When the TREMBLING BLUE STARS announced that they quit playing live, some fans started being afraid of losing an important part of their lives. But there was no reason. "The last holy writer" is the prove that one of the most influential bands in indie-pop is at its most creative, daring and inspired, now more concentrated than ever in writing the most beautiful pop songs you've heard for ages.
"The last holy writer" is the sixth album by TREMBLING BLUE STARS, the second one we release worldwide through Elefant Records. A big honour for a label that has been always run by fans, who have followed and admired Bobby Wratten's career since the early times when he fronted the now mythical THE FIELD MICE. On this sixth long-player, Wratten's writing climbs to its highest peaks, free of any stylistic ties and ready to explore new territories, without leaving aside his sentitive ambient-pop, evocative melodies and the eternal reference to the sound of the early 80's afterpunk.
The album opens with an avant-country experiment ("By false lights"), which marks the way to follow: this album is dark, intimate, melancholic and cloudy, but every now and then there's rays of sunshine coming in through the clouds, riding sunny melodic breezes. SLOWDIVE and THE CURE are still good references for this music, but they are too short to describe the unique sound of TREMBLING BLUE STARS, a sound that's ready to mingle melodic, sensitive pop with many electronic sounds, distorsions, noises, static and even field recordings that envelope the songs with a nostalgic halo. On one song, percussion is provided by footsteps on dry branches and shingles, and on another song a recording of dawn on the Romney Marsh provides the backdrop.
On the song "Idyllwild" they talk about a city in California (the demos for this album were recorded in Los Angeles) with a Rickenbacker sound that makes one think of psychedelic pop bands from the 80's like THE RAIN PARADE, filtered through the ambient-pop style we have learnt to love from them. Beth Arzy's crystalline voice is also specially bright in "From a pale blue rosary", a song that could have been played by MAZZY STAR or GALAXIE 500 at their most Velvet-ish moments. Because on this album there's folk, and there's electronica and 80's influences and, of course, there's the best pop music you can hear, as in that gorgeously melodic avant-country-pop gem that is "The tenth of always".
After the avant-garde, almost gothic experimentation of "Schnee gletscher glas" (a song inspired by the painting of the same title by modernist painter Bruno Taut, introduced by the voice of Daniela Neuhauser, from the band MALORY), "November starlings" feels like a ray of light, or "a trace of sunshine in the winter", as the lyrics say. However, soon the clouds appear again in all their darkness: the title on "Darker, colder, slower" says it all.

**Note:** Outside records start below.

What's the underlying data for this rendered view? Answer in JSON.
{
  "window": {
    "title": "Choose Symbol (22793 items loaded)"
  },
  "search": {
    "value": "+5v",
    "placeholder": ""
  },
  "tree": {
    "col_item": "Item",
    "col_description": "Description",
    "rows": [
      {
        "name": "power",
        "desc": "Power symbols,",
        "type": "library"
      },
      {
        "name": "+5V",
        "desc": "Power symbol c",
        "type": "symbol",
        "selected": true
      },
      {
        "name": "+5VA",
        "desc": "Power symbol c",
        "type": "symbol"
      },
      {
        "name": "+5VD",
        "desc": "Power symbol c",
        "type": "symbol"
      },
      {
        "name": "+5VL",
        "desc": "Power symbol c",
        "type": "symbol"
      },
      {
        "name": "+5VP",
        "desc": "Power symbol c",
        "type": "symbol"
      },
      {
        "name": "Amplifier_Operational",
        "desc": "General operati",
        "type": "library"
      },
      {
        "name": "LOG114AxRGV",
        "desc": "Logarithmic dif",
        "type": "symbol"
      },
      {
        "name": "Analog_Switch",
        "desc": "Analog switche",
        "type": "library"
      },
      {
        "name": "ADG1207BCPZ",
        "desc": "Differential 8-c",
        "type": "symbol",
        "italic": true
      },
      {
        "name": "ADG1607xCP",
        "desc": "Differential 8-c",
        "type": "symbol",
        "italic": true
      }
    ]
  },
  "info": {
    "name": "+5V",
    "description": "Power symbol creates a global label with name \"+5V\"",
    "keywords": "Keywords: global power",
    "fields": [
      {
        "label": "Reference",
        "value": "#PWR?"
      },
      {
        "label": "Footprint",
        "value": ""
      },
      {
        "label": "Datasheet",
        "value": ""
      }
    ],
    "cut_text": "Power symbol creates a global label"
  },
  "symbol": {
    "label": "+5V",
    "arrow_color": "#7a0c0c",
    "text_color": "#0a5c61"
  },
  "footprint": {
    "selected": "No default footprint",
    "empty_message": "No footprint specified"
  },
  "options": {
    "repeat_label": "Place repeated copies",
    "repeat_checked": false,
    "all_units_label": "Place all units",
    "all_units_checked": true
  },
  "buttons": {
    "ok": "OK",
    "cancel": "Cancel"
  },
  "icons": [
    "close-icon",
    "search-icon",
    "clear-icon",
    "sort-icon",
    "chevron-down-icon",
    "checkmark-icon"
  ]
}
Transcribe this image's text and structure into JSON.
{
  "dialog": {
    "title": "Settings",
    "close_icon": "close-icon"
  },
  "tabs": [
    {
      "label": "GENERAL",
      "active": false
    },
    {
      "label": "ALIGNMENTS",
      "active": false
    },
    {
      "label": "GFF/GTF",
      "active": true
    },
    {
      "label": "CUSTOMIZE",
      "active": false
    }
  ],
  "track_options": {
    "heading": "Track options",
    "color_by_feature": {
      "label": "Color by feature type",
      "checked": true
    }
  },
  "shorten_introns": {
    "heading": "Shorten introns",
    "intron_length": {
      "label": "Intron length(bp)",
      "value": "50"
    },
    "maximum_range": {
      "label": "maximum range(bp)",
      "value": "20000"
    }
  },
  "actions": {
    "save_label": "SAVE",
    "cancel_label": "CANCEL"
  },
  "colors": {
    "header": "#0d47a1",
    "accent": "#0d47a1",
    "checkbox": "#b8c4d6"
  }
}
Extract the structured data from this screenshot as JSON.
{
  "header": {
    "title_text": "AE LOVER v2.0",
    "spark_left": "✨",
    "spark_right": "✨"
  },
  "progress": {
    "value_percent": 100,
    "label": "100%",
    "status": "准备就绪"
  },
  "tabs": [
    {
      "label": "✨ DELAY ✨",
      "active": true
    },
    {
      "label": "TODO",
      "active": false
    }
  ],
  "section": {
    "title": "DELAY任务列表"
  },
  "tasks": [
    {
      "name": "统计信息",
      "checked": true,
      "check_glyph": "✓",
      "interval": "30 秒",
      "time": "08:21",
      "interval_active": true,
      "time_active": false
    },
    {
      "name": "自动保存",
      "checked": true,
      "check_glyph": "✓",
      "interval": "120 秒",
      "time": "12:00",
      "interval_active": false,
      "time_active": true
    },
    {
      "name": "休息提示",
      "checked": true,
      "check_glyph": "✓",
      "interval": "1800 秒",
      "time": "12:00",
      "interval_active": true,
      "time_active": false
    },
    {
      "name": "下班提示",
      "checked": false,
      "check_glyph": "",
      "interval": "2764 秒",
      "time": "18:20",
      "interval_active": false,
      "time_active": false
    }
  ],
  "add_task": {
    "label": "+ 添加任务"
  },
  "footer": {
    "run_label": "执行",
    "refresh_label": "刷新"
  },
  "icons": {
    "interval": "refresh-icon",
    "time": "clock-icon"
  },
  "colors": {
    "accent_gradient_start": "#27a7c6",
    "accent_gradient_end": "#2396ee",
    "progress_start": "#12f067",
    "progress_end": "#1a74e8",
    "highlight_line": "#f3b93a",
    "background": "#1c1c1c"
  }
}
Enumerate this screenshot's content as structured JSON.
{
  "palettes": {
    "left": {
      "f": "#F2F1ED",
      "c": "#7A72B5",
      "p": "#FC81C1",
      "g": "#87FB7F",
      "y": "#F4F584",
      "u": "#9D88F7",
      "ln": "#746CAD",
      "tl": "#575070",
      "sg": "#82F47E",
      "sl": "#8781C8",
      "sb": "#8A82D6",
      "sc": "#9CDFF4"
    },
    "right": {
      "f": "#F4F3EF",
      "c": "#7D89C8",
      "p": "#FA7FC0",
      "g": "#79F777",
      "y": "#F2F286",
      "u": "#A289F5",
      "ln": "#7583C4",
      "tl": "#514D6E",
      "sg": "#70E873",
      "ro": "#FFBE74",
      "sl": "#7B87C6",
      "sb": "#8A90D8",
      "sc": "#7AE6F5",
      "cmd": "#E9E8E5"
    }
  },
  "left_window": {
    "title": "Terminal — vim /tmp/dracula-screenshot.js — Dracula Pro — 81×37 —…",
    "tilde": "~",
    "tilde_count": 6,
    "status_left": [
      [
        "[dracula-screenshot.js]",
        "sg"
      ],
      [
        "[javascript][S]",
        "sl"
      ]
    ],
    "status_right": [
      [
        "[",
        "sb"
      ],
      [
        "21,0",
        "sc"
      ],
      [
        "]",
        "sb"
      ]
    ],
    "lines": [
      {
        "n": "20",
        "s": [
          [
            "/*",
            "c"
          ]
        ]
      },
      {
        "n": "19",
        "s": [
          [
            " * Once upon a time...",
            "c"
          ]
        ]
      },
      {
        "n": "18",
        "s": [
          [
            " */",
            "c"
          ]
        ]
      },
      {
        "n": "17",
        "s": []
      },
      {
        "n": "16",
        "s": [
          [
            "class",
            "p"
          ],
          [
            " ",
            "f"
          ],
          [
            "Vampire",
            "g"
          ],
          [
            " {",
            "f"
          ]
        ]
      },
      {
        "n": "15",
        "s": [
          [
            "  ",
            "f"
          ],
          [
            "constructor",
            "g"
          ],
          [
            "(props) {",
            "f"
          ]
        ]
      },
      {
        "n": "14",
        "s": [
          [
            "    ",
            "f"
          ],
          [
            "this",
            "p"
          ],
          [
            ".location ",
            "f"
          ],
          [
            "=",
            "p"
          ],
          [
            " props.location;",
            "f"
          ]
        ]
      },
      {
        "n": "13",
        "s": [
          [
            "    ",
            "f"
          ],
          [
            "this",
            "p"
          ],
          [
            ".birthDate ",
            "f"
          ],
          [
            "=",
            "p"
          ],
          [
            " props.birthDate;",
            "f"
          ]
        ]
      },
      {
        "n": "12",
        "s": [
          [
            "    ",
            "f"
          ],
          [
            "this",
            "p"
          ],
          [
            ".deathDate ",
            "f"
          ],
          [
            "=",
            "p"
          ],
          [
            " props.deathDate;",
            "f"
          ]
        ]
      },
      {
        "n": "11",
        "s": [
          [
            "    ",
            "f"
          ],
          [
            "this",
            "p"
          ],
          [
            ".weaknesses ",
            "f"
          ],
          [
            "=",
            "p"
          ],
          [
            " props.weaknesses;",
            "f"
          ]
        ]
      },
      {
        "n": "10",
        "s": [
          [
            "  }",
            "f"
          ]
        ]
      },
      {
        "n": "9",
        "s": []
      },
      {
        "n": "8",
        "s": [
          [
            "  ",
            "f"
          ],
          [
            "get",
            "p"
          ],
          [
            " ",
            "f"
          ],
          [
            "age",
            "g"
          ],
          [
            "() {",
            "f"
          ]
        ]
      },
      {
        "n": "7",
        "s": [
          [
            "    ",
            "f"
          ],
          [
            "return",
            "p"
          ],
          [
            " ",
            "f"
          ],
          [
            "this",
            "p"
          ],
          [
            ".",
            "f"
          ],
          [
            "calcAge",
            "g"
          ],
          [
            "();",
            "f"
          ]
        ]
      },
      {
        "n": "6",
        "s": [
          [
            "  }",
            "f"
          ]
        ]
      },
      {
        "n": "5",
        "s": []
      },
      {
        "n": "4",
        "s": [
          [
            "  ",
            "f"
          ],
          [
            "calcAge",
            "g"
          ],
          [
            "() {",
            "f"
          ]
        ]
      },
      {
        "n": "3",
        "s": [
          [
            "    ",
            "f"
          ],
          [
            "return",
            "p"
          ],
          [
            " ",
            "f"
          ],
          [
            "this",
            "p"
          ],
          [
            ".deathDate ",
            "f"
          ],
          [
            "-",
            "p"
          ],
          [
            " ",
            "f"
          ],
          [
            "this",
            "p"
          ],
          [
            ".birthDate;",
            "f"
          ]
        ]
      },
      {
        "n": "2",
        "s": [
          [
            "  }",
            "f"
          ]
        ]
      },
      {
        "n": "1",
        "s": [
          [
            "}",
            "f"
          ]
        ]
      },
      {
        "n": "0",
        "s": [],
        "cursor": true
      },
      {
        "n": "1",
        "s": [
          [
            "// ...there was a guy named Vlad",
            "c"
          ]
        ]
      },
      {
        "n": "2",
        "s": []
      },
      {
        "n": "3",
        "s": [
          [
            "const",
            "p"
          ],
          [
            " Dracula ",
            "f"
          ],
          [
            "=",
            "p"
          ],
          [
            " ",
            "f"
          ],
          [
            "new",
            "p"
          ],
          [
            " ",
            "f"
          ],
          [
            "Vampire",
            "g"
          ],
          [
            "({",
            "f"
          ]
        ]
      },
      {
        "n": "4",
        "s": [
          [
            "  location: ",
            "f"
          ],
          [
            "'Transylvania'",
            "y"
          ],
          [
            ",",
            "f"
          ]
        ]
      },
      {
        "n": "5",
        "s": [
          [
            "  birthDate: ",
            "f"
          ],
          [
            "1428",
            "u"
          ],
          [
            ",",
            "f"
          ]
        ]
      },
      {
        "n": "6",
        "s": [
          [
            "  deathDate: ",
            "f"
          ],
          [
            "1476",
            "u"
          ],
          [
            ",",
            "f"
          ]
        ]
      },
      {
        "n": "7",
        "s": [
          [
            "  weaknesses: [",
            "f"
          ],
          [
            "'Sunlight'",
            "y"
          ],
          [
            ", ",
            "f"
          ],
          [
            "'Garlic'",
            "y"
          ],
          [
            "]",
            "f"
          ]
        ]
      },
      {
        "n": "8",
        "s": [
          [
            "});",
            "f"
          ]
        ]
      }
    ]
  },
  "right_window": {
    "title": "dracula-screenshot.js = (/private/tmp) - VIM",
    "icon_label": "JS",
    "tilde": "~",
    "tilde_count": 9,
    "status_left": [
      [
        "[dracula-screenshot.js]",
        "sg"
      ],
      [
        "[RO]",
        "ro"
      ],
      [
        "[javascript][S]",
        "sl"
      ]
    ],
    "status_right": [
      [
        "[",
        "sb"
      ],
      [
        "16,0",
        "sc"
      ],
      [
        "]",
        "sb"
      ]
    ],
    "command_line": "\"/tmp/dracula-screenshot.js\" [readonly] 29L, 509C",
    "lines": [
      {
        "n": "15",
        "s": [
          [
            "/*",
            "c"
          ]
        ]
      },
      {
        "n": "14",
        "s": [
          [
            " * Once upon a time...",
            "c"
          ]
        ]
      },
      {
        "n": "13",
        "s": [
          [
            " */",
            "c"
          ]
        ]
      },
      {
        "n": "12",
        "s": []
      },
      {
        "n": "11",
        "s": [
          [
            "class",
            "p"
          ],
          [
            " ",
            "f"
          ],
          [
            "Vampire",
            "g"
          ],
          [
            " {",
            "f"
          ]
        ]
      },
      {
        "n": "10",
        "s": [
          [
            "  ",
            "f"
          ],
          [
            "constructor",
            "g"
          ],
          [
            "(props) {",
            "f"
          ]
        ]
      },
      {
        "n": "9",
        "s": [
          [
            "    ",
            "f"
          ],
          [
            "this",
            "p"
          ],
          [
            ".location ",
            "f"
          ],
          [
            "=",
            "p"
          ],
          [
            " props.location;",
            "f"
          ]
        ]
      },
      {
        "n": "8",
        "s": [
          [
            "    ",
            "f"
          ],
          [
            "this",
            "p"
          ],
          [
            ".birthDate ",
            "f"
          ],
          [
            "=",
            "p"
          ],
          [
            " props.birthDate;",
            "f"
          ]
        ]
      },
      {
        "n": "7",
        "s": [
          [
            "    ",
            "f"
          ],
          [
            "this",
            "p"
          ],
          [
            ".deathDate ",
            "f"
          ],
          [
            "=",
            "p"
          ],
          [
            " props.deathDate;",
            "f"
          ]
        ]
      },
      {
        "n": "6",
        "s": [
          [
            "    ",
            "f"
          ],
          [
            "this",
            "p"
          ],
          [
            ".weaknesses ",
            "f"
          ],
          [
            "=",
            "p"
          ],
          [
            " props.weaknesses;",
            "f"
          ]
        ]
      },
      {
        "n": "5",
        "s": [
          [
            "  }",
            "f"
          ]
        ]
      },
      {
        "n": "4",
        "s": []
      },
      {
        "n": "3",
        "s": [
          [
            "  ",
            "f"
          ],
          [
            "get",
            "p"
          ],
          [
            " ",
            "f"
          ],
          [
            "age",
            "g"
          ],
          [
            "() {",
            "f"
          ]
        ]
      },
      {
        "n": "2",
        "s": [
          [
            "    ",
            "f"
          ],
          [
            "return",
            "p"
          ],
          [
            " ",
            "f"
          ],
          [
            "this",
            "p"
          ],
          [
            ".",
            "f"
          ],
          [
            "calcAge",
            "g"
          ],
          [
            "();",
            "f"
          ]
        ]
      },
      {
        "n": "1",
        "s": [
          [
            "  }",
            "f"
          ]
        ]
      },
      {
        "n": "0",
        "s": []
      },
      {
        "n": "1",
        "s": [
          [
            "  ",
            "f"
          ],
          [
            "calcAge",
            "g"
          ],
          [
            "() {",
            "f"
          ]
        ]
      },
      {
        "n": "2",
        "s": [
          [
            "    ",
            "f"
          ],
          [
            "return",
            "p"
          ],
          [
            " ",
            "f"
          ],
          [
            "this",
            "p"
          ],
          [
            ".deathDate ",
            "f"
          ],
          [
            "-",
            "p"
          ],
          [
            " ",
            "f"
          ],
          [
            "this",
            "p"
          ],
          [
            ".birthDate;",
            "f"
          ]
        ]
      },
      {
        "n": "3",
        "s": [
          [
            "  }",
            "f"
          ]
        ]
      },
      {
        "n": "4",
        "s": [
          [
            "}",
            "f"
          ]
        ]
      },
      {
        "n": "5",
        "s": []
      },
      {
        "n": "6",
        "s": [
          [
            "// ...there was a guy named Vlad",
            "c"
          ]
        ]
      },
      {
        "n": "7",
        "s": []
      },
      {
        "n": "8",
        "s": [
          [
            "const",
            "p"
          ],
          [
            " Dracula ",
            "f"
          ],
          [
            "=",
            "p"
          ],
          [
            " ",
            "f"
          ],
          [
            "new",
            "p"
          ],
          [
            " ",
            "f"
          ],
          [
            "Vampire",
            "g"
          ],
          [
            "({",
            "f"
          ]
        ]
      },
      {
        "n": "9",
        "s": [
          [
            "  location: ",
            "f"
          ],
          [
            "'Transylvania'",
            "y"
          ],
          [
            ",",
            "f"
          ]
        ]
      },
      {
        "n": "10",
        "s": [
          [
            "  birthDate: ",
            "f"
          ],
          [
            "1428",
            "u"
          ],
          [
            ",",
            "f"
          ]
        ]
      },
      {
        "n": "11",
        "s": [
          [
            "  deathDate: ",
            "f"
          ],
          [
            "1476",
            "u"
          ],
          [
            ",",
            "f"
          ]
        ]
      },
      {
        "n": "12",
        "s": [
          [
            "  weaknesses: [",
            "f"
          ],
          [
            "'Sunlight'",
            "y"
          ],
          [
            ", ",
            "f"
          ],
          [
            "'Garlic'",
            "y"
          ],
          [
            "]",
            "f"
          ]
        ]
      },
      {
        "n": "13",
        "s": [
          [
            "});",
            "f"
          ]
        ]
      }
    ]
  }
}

"This once was an island" or "Say goodbye to the sea" sail over programmed, glitchy rhythms, an indietronic mattress over which they lay the sweetness of a glockenspiel or the elegance of a cello (once again, they had the help of ELO's Hugh McDowell on string arrangements, as on the previous album). McDowell is also responsible of the majestic string quartet introduction to "A statue to Wilde", a tribute to Oscar Wilde, Derek Jarman and London's Theatreland where the delicacy of a music box (bought at Universal City, California) and the pounding beat of an almost martial live drum mingle without a hint of a problem. Beth's voice, one of the most evocative and beautiful you have heard from an indie-pop band, closes this wonderful album with which, we don't have a doubt about it, you will fall in love again with Bobby Wratten's music. They have hit the target again.